Sunday, June 10, 2018
As an entrepreneur I live with an almost constant nagging of feeling the need to get more done. I've spent the last couple of years investing a lot into my art and my business; investing time, money, learning, risks; following every opportunity whatever the cost, trusting that somehow it will come back to me.
Sometimes, with the natural ups and downs of feelings and life, I sometimes wonder if I'm not suffocating myself with deadlines and expectations with no return on my investments in sight, and I find myself asking; "what did I do all this for?"; the challenges that I've had to bust through to continue as the free flowing art form that I Am...

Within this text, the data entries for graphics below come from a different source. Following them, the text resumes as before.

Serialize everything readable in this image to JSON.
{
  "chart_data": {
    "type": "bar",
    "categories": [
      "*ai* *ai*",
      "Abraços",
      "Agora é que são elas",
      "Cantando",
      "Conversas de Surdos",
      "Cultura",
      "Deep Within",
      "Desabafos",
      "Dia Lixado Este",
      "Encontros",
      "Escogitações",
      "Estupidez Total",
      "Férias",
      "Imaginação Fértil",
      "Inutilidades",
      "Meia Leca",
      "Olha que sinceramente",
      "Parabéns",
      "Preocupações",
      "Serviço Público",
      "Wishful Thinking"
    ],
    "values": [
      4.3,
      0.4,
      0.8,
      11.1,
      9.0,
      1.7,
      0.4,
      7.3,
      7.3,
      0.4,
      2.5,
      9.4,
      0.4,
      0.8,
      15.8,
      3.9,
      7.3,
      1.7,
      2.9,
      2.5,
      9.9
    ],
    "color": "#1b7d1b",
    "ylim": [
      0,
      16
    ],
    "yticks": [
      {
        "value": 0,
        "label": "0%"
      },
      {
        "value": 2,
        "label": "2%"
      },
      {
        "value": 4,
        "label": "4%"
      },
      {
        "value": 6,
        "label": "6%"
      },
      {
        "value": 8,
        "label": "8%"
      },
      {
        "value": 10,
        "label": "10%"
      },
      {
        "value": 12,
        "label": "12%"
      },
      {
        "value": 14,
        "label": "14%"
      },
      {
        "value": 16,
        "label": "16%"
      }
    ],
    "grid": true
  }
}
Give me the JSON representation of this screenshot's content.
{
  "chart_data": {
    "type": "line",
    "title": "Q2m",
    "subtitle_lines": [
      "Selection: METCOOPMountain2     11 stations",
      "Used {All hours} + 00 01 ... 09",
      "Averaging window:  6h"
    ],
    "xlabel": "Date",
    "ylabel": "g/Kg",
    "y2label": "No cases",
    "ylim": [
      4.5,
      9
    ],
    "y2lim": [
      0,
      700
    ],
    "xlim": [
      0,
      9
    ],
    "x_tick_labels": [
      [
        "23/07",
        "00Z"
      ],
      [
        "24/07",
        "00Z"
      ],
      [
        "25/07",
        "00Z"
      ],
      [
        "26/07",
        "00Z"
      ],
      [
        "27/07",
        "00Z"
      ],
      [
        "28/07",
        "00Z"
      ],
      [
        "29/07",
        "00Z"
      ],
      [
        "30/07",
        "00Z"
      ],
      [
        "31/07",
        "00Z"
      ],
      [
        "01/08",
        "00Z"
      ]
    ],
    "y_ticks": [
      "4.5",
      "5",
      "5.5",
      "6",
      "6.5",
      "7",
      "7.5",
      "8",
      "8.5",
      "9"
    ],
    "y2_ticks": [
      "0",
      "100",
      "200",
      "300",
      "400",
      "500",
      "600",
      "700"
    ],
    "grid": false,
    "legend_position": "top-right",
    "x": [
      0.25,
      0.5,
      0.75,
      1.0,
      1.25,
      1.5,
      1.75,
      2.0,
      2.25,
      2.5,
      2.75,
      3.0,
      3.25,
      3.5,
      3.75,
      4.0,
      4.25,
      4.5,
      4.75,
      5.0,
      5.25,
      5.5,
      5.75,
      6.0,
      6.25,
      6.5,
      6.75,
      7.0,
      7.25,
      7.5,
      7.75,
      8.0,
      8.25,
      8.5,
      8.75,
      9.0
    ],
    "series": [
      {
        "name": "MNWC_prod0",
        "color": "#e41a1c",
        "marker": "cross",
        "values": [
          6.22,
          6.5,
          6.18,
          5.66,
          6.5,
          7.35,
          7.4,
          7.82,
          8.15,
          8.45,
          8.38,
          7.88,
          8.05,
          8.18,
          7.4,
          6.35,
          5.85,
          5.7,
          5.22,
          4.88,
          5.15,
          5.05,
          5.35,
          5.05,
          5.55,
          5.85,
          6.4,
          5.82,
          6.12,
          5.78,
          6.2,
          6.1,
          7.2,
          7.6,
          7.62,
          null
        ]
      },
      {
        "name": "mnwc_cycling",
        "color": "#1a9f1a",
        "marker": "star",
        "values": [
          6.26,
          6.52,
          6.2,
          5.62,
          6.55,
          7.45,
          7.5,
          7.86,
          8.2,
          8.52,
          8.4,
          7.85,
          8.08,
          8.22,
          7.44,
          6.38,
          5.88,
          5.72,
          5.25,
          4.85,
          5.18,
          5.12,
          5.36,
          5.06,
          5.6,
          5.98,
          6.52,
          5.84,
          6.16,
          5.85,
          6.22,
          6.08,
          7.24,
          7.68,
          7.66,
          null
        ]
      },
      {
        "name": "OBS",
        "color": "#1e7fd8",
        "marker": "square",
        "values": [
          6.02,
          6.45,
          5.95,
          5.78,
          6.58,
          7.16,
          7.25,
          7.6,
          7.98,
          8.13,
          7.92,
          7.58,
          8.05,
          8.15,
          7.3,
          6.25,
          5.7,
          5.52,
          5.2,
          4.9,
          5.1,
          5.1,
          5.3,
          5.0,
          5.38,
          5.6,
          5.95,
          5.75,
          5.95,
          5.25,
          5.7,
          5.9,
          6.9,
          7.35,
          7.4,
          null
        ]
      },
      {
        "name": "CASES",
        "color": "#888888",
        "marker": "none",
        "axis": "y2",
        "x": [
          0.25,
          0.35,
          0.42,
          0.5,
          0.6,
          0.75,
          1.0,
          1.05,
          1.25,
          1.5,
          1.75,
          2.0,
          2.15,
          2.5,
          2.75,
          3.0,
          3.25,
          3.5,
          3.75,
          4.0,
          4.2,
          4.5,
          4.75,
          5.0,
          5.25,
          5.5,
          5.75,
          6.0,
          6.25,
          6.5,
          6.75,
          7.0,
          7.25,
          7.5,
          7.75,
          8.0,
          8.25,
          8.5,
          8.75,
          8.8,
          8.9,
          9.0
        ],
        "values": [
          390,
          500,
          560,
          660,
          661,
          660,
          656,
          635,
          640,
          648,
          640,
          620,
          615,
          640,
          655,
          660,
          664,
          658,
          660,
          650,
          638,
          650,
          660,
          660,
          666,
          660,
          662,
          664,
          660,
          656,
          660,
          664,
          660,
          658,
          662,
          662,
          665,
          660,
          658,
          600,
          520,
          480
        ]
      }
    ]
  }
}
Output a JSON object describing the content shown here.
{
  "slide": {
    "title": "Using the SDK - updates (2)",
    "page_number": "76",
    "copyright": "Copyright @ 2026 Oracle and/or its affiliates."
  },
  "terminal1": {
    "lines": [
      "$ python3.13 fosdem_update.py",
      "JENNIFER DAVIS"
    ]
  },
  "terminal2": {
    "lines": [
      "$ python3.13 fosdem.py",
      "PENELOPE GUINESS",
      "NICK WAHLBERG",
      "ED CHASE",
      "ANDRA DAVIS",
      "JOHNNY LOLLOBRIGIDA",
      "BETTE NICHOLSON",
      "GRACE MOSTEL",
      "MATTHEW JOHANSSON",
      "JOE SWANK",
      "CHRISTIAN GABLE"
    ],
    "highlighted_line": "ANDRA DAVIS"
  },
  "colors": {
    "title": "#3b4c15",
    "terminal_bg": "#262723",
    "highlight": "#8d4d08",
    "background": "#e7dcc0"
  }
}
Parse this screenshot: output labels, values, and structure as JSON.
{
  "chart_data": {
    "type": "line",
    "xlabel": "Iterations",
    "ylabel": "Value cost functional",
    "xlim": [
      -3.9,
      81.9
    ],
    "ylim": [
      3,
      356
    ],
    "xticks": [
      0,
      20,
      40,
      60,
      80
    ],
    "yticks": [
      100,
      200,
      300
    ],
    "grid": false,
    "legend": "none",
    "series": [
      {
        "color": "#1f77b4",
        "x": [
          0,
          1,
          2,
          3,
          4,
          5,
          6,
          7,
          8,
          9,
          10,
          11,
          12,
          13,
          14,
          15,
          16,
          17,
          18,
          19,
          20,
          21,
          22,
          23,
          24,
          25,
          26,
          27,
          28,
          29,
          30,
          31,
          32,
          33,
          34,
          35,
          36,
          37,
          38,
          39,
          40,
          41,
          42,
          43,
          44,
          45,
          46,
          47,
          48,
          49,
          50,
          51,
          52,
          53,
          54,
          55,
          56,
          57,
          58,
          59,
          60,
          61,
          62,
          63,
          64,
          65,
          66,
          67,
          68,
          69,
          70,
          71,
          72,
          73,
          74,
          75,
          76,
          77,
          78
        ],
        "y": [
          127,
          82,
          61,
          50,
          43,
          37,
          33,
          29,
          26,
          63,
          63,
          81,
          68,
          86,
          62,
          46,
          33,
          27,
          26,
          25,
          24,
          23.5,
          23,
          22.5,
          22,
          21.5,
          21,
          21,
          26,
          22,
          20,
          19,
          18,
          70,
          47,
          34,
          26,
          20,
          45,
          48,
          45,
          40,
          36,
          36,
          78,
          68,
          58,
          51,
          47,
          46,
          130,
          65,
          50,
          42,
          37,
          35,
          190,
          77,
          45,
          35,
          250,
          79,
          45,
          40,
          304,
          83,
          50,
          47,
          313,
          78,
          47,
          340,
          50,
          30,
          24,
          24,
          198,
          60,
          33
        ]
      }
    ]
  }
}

...and every time, the answer to that question brings the downward spiralling thought forms to a screeching halt as the beaming truth of my heart's calling gently lingers; touches it's fingers, in an ever presence that has shaped my life and guided my choices; for me, my horse, Padre.
And in that moment I realize that in my doubt and anxiety, there's only one thing to do; put on my riding gear, tack up, and head for the hills.
We have, in this society, so much pressure to do, to be, to acquire... it's so easy to get caught up in all of it and forget the reasons why.
Today I rode my horse, Padre, and our (mine and Padre's) other horse, Shiro, came along beside us on her rope, and my dog Cloverbelle, too.
We rode across fields and up mountains and through sage, until we reached the rolling meadows and wildflower valley where Indian horses run free.
Today I felt that freedom in our strides as we galloped in sync to the hill top, emerging into the sky beyond, overlooking the town, clouds of silver mist washed over the view in front of us, we stopped to take it all in, and then we continued on; Padre's hoof beats resounding beneath me, Shiro kicking her feet, throwing her head back and running beside me, the wind in my hair and cape, the silver glow of the sky on my face.
I thought to myself that this moment, this feeling, that's what I'm doing it all for, and so long as I can keep these moments close, I will always know my purpose, and I will always find accessible It's infinite inner drive.
So, what are you doing all of it for?
Don't get caught up. Don't forget.
For most of us, we work for something that we already have; the parts of us that we cherish the most, that we don't want to lose. Keep them close and the rest will follow. Just like this blog that I've been putting off writing for months; I thought I had writer's block, but the truth is, I forgot what I was doing it for. I needed only to refuel my heart and my soul.
Descending the mountain, across the fields, through the sun it started to rain, I looked back over my shoulder to the path from where we came; and behold a perfect rainbow, winking it's eye, whispering my name.